Capacity Building

Because FMC's resources tend to be highly skilled people who are available for a relatively short period of time (two years or less), FMC seeks to use these people to equip other local Christian organisations with the skills and resources they need to be effective in their area of ministry. These organisations are involved in many aspects of HIV and AIDS ministry including income generation projects for those who have lost their jobs because of illness, gardening programmes to provide nutritious food, and home based care services for the sick. There are many organisations that FMC supports through capacity building but without a formal long-term commitment, these organisations are called associates. Examples of the associates that FMC works with are:

Carers being shown how to wash
a bed-bound person

Home Based Care Groups

In contrast to the western model of institutionalising those who are sick, the government of Botswana has created Home Base Care (HBC) groups in each village which provide in-home personal care for those who are sick. Comprised mostly of volunteers, these groups care for the patient's daily needs such as cleaning, cooking and companionship, and observe the overall health of each patient. They report any concerns to a local nurse at the clinic, and are themselves supervised by retired nurses. FM provides extra training in nursing and on how to care for the terminally ill from a physical, emotional and spiritual perspective. These volunteers provide a vitally important service to those who are ill.

 

Some ways FMC has been involved:

  • Through the placement of our skilled short-termers: we place nurses, occupational therapists and social workers in several HBC groups to work side-by-side with the local volunteers in a form of hands-on training. This training can include practical care, attentive listening, proper handling of patients, and counseling from a Christian perspective.
  • Through channeling the specific funding of international friends: food is provided to different HBC groups to ensure patients receive at least one nutritious meal each week.
  • Through maximizing the use of resources: most HBC volunteers walk from house to house visiting the patients. Travel time can exceed an hour between houses. When a key resource – like a nurse or counsellor – works with the volunteers, FMC will equip a short-termer with a vehicle to drive the group around thus making the best use of skills and time.

 

Discussion on designs during
a fabric painting workshop

 

Otse, Income Generation Group

People often lose their jobs when they become HIV positive because of absence from work and/or employer's misconceptions.
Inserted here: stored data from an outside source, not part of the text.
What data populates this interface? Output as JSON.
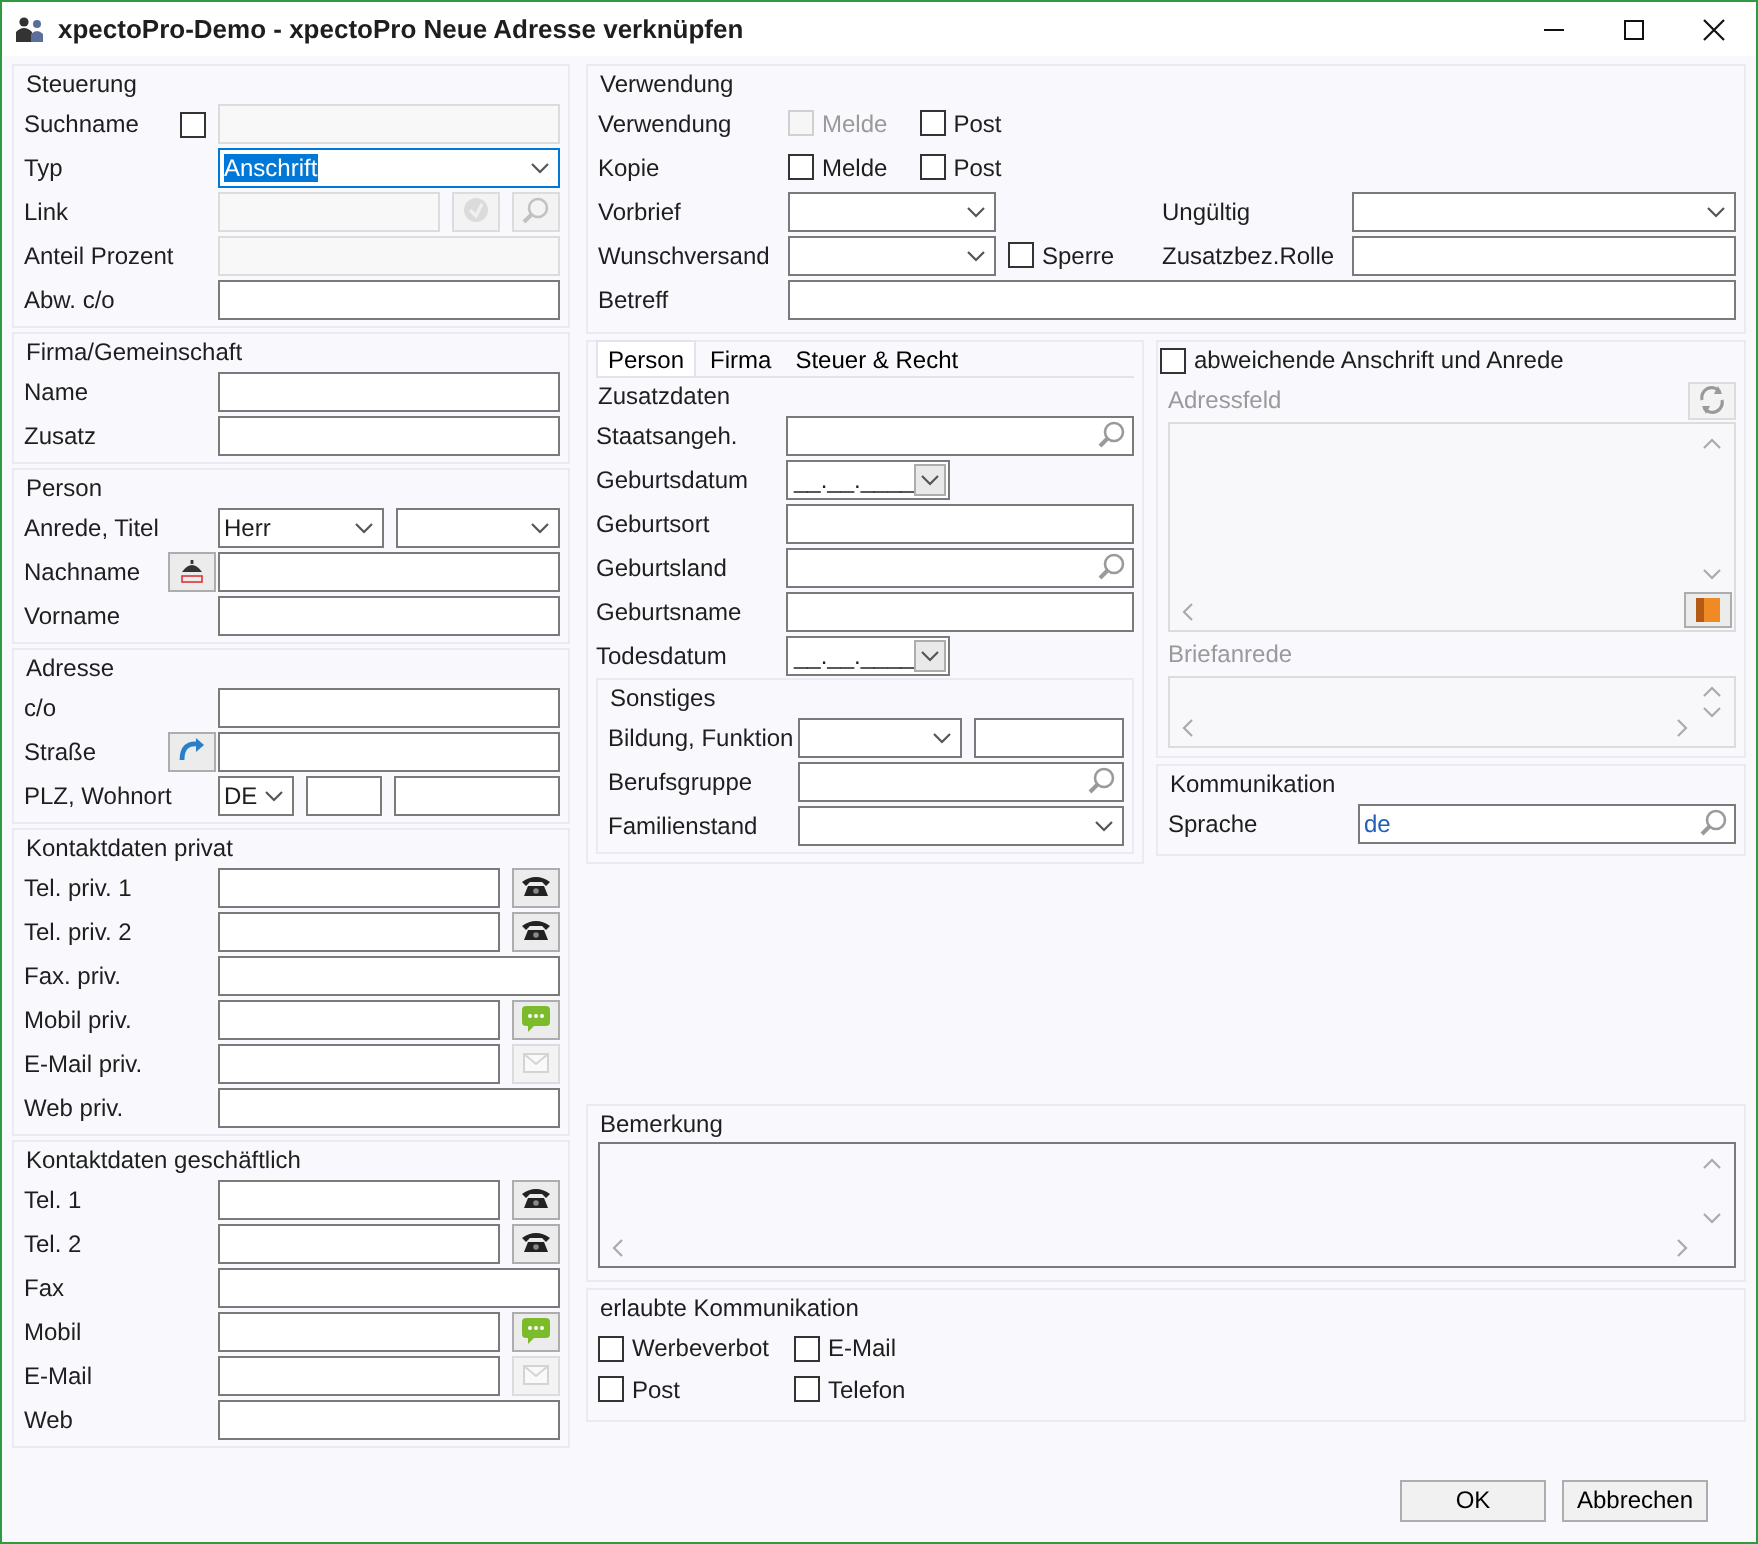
{
  "window": {
    "title": "xpectoPro-Demo - xpectoPro Neue Adresse verknüpfen"
  },
  "left_groups": [
    {
      "title": "Steuerung",
      "rows": [
        {
          "label": "Suchname",
          "slot": {
            "kind": "checkbox",
            "checked": false,
            "disabled": false
          },
          "controls": [
            {
              "kind": "field",
              "disabled": true
            }
          ]
        },
        {
          "label": "Typ",
          "controls": [
            {
              "kind": "select",
              "value": "Anschrift",
              "highlighted": true
            }
          ]
        },
        {
          "label": "Link",
          "controls": [
            {
              "kind": "field",
              "disabled": true
            },
            {
              "kind": "link-button",
              "disabled": true
            },
            {
              "kind": "search-button",
              "disabled": true
            }
          ]
        },
        {
          "label": "Anteil Prozent",
          "controls": [
            {
              "kind": "field",
              "disabled": true
            }
          ]
        },
        {
          "label": "Abw. c/o",
          "controls": [
            {
              "kind": "field"
            }
          ]
        }
      ]
    },
    {
      "title": "Firma/Gemeinschaft",
      "rows": [
        {
          "label": "Name",
          "controls": [
            {
              "kind": "field"
            }
          ]
        },
        {
          "label": "Zusatz",
          "controls": [
            {
              "kind": "field"
            }
          ]
        }
      ]
    },
    {
      "title": "Person",
      "rows": [
        {
          "label": "Anrede, Titel",
          "controls": [
            {
              "kind": "select",
              "value": "Herr"
            },
            {
              "kind": "select"
            }
          ]
        },
        {
          "label": "Nachname",
          "slot": {
            "kind": "person-button"
          },
          "controls": [
            {
              "kind": "field"
            }
          ]
        },
        {
          "label": "Vorname",
          "controls": [
            {
              "kind": "field"
            }
          ]
        }
      ]
    },
    {
      "title": "Adresse",
      "rows": [
        {
          "label": "c/o",
          "controls": [
            {
              "kind": "field"
            }
          ]
        },
        {
          "label": "Straße",
          "slot": {
            "kind": "swap-button"
          },
          "controls": [
            {
              "kind": "field"
            }
          ]
        },
        {
          "label": "PLZ, Wohnort",
          "controls": [
            {
              "kind": "tiny-select",
              "value": "DE"
            },
            {
              "kind": "short-field"
            },
            {
              "kind": "field"
            }
          ]
        }
      ]
    },
    {
      "title": "Kontaktdaten privat",
      "rows": [
        {
          "label": "Tel. priv. 1",
          "controls": [
            {
              "kind": "field"
            },
            {
              "kind": "phone-button",
              "disabled": false
            }
          ]
        },
        {
          "label": "Tel. priv. 2",
          "controls": [
            {
              "kind": "field"
            },
            {
              "kind": "phone-button",
              "disabled": false
            }
          ]
        },
        {
          "label": "Fax. priv.",
          "controls": [
            {
              "kind": "field"
            }
          ]
        },
        {
          "label": "Mobil priv.",
          "controls": [
            {
              "kind": "field"
            },
            {
              "kind": "sms-button",
              "disabled": false
            }
          ]
        },
        {
          "label": "E-Mail priv.",
          "controls": [
            {
              "kind": "field"
            },
            {
              "kind": "mail-button",
              "disabled": true
            }
          ]
        },
        {
          "label": "Web priv.",
          "controls": [
            {
              "kind": "field"
            }
          ]
        }
      ]
    },
    {
      "title": "Kontaktdaten geschäftlich",
      "rows": [
        {
          "label": "Tel. 1",
          "controls": [
            {
              "kind": "field"
            },
            {
              "kind": "phone-button",
              "disabled": false
            }
          ]
        },
        {
          "label": "Tel. 2",
          "controls": [
            {
              "kind": "field"
            },
            {
              "kind": "phone-button",
              "disabled": false
            }
          ]
        },
        {
          "label": "Fax",
          "controls": [
            {
              "kind": "field"
            }
          ]
        },
        {
          "label": "Mobil",
          "controls": [
            {
              "kind": "field"
            },
            {
              "kind": "sms-button",
              "disabled": false
            }
          ]
        },
        {
          "label": "E-Mail",
          "controls": [
            {
              "kind": "field"
            },
            {
              "kind": "mail-button",
              "disabled": true
            }
          ]
        },
        {
          "label": "Web",
          "controls": [
            {
              "kind": "field"
            }
          ]
        }
      ]
    }
  ],
  "usage": {
    "title": "Verwendung",
    "rows": [
      {
        "label": "Verwendung",
        "controls": [
          {
            "kind": "checkbox",
            "label": "Melde",
            "checked": false,
            "disabled": true
          },
          {
            "kind": "checkbox",
            "label": "Post",
            "checked": false,
            "disabled": false
          }
        ]
      },
      {
        "label": "Kopie",
        "controls": [
          {
            "kind": "checkbox",
            "label": "Melde",
            "checked": false,
            "disabled": false
          },
          {
            "kind": "checkbox",
            "label": "Post",
            "checked": false,
            "disabled": false
          }
        ]
      },
      {
        "label": "Vorbrief",
        "controls": [
          {
            "kind": "short-select"
          }
        ],
        "right": {
          "label": "Ungültig",
          "controls": [
            {
              "kind": "select"
            }
          ]
        }
      },
      {
        "label": "Wunschversand",
        "controls": [
          {
            "kind": "short-select"
          },
          {
            "kind": "checkbox",
            "label": "Sperre",
            "checked": false,
            "disabled": false
          }
        ],
        "right": {
          "label": "Zusatzbez.Rolle",
          "controls": [
            {
              "kind": "field"
            }
          ]
        }
      },
      {
        "label": "Betreff",
        "controls": [
          {
            "kind": "field"
          }
        ]
      }
    ]
  },
  "detail_tabs": [
    {
      "label": "Person",
      "selected": true
    },
    {
      "label": "Firma",
      "selected": false
    },
    {
      "label": "Steuer & Recht",
      "selected": false
    }
  ],
  "person_groups": [
    {
      "title": "Zusatzdaten",
      "rows": [
        {
          "label": "Staatsangeh.",
          "controls": [
            {
              "kind": "search-field"
            }
          ]
        },
        {
          "label": "Geburtsdatum",
          "controls": [
            {
              "kind": "date-field",
              "value": "__.__.____"
            }
          ]
        },
        {
          "label": "Geburtsort",
          "controls": [
            {
              "kind": "field"
            }
          ]
        },
        {
          "label": "Geburtsland",
          "controls": [
            {
              "kind": "search-field"
            }
          ]
        },
        {
          "label": "Geburtsname",
          "controls": [
            {
              "kind": "field"
            }
          ]
        },
        {
          "label": "Todesdatum",
          "controls": [
            {
              "kind": "date-field",
              "value": "__.__.____"
            }
          ]
        }
      ]
    },
    {
      "title": "Sonstiges",
      "rows": [
        {
          "label": "Bildung, Funktion",
          "controls": [
            {
              "kind": "mid-select"
            },
            {
              "kind": "field"
            }
          ]
        },
        {
          "label": "Berufsgruppe",
          "controls": [
            {
              "kind": "search-field"
            }
          ]
        },
        {
          "label": "Familienstand",
          "controls": [
            {
              "kind": "select"
            }
          ]
        }
      ]
    }
  ],
  "address_panel": {
    "toggle": {
      "label": "abweichende Anschrift und Anrede",
      "checked": false
    },
    "address_field": {
      "label": "Adressfeld",
      "disabled": true
    },
    "salutation_field": {
      "label": "Briefanrede",
      "disabled": true
    }
  },
  "communication": {
    "title": "Kommunikation",
    "rows": [
      {
        "label": "Sprache",
        "controls": [
          {
            "kind": "search-field",
            "value": "de"
          }
        ]
      }
    ]
  },
  "remark": {
    "title": "Bemerkung"
  },
  "allowed": {
    "title": "erlaubte Kommunikation",
    "options": [
      {
        "label": "Werbeverbot",
        "checked": false
      },
      {
        "label": "E-Mail",
        "checked": false
      },
      {
        "label": "Post",
        "checked": false
      },
      {
        "label": "Telefon",
        "checked": false
      }
    ]
  },
  "buttons": [
    {
      "label": "OK"
    },
    {
      "label": "Abbrechen"
    }
  ]
}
This resulting lack of income means people live in poverty relying on government provision like food baskets. In order to supplement this provision, and in an attempt to meet the family's basic needs, people can even be lead to engage in risky behaviors. One support group of People Living with HIV and AIDS (PLWAs), acknowledging this problem, began to work together toward financial independence. This group held workshops to learn various types of crafts which could enable them to set up a small business. So far, the group has learned knitting, sewing, fabric painting, gardening, quilting, mosaics and card- , doll- and jewelry- making. This introduction to such a diverse range of crafting skills will allow each group member to find the skill they enjoy most and in which they excel. These new skills have done more than generate income, they have brought the group members new confidence and a sense of purpose and hope.

Some ways FMC has been involved:

  • Facilitated each workshop by engaging an instructor, acquiring the craft materials, and taking care of logistics.
  • Guided the group in business planning by helping to find markets for the products, and handling pricing.
  • Assisted the group in finding a permanent workshop and sourcing materials for on-going projects.